Summary
Infinitive has finished the first phase of implementing a Retrieval Augmented Generation (RAG) application to help onboard new employees. Infinitive is a data and AI consultancy headquartered in Ashburn, Va – outside Washington, DC. Like most consulting firms, we are continually hiring new employees to meet our business growth. To help new employees understand Infinitive’s internal policies, we decided to create a RAG-based application to allow natural language inquiry of our employee policy documents. This blog describes how we approached the development of the application and how we solved the challenges we faced along the way.
RAG development approach
Infinitive uses a metrics-based development approach for the creation of the RAG-based application. We use this approach for internal application development as well as application development projects we conduct for our paying clients. This approach revolves around quickly building a scaled-back RAG application and using a series of accuracy and completeness metrics to guide how we scale up the application. Those metrics include:
- Retrieval Precision: Retrieval precision is the ratio of relevant documents retrieved to the total number of documents retrieved. It is an indicator of the accuracy of the retrieval system.
- Retrieval Recall: Retrieval recall is the ratio of relevant documents retrieved to the total number of relevant documents in the dataset. It measures the system’s ability to find all relevant documents.
- Retrieval F1 Score: The F1 score is the harmonic mean of precision and recall. It provides a balance between the two metrics, giving a single score that considers both false positives and false negatives.

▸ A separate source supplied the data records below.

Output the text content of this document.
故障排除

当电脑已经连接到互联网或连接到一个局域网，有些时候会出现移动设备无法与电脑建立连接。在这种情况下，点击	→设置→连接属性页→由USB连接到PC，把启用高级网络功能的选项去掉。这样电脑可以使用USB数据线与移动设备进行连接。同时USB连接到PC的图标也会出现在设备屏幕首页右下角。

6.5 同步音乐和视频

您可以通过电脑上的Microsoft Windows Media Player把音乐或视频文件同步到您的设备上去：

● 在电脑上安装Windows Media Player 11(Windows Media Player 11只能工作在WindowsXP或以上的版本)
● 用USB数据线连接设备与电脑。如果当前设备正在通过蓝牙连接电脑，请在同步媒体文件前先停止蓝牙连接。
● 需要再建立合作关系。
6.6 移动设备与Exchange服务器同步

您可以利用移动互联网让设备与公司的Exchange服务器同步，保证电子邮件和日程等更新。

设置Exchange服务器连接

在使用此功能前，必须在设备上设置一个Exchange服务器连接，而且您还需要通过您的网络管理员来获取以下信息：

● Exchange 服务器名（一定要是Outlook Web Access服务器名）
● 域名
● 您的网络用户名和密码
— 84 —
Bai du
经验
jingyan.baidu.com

Our early scores, using a reduced document set, left much to be desired. There were two focus areas that really improved the metrics and responses of our model:
- We began to adjust different RAG parameters and configurations as we added documents to the base model
- We also changed our chunking approach and added a re-ranker.
Building out the application – scaling up
Once we had a base application with acceptable precision and recall we built out the full production application. We developed and implemented the data pipelines required to keep the documents flowing. We wrote a UI and integrated the application with our existing security processing. We continued to add employee policy documents and worked to parse documents that included more than just text. The whole time we continued to measure precision, recall, and latency.
Using Databricks and Lessons Learned
We used Databricks technology throughout the application. That worked quite well. Some of our key learnings are below:
- Databricks simplifies the process of creating a RAG solution
- Unity Catalog as a centralized metadata store that provides unified access to data is a great benefit
- The vector search endpoint serves embeddings for vector search index (like an API)
- Complexity of RAG implementation depends on inputs and desired features
- Different file types have different data processing requirements
- Out-of-box functions from Databricks demos rely on specific data formatting that may be tricky to achieve
- RAG chain itself, including chat history and other features, needs to be programmatically linked to LLM model
- Level of data prep and pipeline engineering required can’t be underestimated
- Many RAG demos focus on model building and downplay the need for data processing. The quality of the data you feed into a RAG implementation greatly impacts the results.
- There needs to be a plan to “productionize” the data pipelines feeding data to the RAG model
- Appreciation for chunking strategies that boost performance and customize output
- There are numerous LLM models, chunking methods, etc. to try out and fine-tune
- There are multiple types of vector search indexes: Managed embeddings, Self-managed embeddings, Direct index
Conclusion
Building RAG-based applications is considerably different than building typical systems. The process is much more concerned with mixing and matching the right components than writing large amounts of code. One big consideration for RAG-based applications is the format and quality of the documents being turned into embeddings. Well-constructed, well written documents simplify the process. However, many internal documents in enterprises are not particularly well organized or well written. That’s where the use of different chunking approaches, query rewriting modules, re-rankers and autocut modules can be used to improve precision and recall. The key is to monitor the metrics throughout the process and use these optional capabilities only as necessary.